Multiple Restrictions
Multiple restrictions test can be formulated as following
\[ H_0:\quad \boldsymbol{y} = \boldsymbol{X}_1\boldsymbol{\beta_1} + \boldsymbol{u}\\ H_1:\quad \boldsymbol{y} = \boldsymbol{X}_1\boldsymbol{\beta_1} +\boldsymbol{X}_2\boldsymbol{\beta_2}+ \boldsymbol{u} \]

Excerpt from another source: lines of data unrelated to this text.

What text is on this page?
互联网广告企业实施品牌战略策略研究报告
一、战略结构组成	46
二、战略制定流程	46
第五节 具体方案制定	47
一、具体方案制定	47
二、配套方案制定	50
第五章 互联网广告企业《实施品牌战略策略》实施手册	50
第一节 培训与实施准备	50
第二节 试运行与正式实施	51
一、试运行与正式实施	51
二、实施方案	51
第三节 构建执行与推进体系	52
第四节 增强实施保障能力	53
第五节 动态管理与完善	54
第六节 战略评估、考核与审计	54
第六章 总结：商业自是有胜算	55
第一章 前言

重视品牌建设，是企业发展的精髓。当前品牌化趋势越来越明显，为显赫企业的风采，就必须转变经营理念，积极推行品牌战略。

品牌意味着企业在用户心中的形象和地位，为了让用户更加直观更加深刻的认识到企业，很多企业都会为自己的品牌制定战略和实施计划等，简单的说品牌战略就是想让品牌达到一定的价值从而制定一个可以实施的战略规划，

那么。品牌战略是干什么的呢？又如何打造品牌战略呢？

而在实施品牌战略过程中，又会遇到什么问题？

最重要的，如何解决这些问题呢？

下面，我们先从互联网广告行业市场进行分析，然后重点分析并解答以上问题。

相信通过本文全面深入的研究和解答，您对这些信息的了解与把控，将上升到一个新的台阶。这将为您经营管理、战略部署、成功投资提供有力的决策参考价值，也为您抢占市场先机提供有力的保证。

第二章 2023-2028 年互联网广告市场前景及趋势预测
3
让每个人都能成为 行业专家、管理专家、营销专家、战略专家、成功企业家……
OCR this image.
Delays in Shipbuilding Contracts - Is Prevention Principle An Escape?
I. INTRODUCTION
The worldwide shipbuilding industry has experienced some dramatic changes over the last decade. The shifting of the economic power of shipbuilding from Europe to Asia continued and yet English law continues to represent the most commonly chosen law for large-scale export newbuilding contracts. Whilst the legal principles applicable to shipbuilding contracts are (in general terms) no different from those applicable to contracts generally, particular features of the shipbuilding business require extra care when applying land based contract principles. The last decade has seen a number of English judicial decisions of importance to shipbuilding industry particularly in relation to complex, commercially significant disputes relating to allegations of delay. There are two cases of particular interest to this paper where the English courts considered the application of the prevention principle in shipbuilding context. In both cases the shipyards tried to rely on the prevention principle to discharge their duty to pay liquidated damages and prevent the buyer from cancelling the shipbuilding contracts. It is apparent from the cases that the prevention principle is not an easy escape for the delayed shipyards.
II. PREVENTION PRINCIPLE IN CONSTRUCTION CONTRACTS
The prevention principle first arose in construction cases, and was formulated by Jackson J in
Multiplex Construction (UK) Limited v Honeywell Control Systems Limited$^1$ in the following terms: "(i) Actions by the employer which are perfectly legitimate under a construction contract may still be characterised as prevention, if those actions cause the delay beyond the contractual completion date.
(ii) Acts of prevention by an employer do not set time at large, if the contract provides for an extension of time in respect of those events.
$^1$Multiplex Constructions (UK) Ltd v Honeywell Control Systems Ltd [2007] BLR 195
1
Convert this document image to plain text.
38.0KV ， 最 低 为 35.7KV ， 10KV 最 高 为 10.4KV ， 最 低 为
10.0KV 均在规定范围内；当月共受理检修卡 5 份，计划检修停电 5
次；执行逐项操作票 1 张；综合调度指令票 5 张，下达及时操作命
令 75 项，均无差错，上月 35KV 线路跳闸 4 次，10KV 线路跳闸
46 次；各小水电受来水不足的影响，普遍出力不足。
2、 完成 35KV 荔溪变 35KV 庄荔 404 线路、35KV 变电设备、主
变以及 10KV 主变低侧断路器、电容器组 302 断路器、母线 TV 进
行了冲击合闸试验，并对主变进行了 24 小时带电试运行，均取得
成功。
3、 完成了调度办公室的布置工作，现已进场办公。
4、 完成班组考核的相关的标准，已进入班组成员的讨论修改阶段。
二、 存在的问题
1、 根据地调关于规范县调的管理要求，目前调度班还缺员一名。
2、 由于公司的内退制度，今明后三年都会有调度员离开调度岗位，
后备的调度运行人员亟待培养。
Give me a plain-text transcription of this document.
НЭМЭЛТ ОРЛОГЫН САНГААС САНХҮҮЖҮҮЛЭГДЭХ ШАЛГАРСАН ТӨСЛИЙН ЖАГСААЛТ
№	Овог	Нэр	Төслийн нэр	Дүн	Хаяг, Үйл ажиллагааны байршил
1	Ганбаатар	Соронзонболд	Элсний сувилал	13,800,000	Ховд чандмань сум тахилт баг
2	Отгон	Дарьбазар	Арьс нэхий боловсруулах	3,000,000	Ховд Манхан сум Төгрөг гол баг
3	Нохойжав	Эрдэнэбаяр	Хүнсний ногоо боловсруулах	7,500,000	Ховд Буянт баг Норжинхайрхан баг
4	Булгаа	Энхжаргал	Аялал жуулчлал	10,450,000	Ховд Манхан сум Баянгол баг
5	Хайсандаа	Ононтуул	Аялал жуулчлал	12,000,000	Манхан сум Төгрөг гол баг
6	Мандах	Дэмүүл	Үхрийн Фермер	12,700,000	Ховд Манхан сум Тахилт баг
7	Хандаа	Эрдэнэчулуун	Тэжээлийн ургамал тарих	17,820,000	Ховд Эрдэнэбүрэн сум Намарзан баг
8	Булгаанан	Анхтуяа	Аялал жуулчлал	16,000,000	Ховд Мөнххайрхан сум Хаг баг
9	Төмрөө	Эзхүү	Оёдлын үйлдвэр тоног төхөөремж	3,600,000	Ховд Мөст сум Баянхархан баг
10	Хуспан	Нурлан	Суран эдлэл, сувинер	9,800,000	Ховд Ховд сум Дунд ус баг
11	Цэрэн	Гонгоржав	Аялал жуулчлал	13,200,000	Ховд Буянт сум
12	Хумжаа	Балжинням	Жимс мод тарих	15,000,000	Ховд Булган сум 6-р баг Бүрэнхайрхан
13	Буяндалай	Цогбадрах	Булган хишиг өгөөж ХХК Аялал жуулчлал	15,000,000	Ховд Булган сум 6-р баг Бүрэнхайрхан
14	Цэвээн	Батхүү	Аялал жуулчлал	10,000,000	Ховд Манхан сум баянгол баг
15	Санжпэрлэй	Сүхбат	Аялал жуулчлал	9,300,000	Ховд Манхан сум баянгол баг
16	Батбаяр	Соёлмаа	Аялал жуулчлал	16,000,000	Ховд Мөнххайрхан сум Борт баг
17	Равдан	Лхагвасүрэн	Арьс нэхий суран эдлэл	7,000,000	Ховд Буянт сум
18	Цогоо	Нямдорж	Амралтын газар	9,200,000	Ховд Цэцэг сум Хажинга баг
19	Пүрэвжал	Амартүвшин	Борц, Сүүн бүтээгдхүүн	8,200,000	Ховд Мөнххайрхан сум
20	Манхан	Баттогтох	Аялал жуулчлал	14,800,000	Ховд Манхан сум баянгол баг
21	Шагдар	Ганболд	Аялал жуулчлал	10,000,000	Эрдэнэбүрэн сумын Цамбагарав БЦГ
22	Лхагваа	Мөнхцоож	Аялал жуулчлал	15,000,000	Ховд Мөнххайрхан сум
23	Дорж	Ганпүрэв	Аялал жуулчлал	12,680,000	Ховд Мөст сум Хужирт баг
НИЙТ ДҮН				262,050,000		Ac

\(H_0\) is restricted model, \(H_1\) is unrestricted. And we denote restricted residual sum of squares as \(\text{RRSS}\), and unrestricted residual sum of squares as \(\text{URSS}\), the test statistic is
\[ F_{\beta_2}= \frac{(\text{RRSS}-\text{URSS})/r}{\text{URSS}/(n-k)} \]
where \(r=k_2\), the number of restrictions on \(\beta_2\).
Using FWL regression with \(\boldsymbol{M}_1\) and \(\text{TSS = ESS + RSS}\),
\[ \boldsymbol{M}_1\boldsymbol{y}=\boldsymbol{M}_1\boldsymbol{X}_2\boldsymbol{\beta}_2+\boldsymbol{u} \tag{FWL regression} \]
\[\begin{align} \text{URSS}& =(\boldsymbol{M_1y})^T\boldsymbol{M_1y}- \underbrace{\left[\boldsymbol{M}_1\boldsymbol{X}_2[(\boldsymbol{M}_1\boldsymbol{X}_2)^T\boldsymbol{M}_1\boldsymbol{X}_2]^{-1}(\boldsymbol{M}_1\boldsymbol{X}_2)^T\boldsymbol{y}\right]^T}_{\text{projection matrix}\ P}\boldsymbol{y}\\ &= \boldsymbol{y}^T\boldsymbol{M}_1\boldsymbol{y} -\boldsymbol{y}^T\boldsymbol{M}_1\boldsymbol{X}_2(\boldsymbol{X}_2^T\boldsymbol{M}_1\boldsymbol{X}_2)^{-1}\boldsymbol{X}^T_2\boldsymbol{M}_1 \boldsymbol{y} = \boldsymbol{y}^T\boldsymbol{M_X}\boldsymbol{y} \end{align}\]
\[ \text{RRSS} = (\boldsymbol{M}_1y)^T\boldsymbol{M}_1y = \boldsymbol{y}^T\boldsymbol{M}_1\boldsymbol{y} \]
Therefore \[ \text{RRSS}-\text{URSS}=\boldsymbol{y}^T\boldsymbol{M}_1\boldsymbol{X}_2(\boldsymbol{X}_2^T\boldsymbol{M}_1\boldsymbol{X}_2)^{-1}\boldsymbol{X}^T_2\boldsymbol{M}_1 \boldsymbol{y} \]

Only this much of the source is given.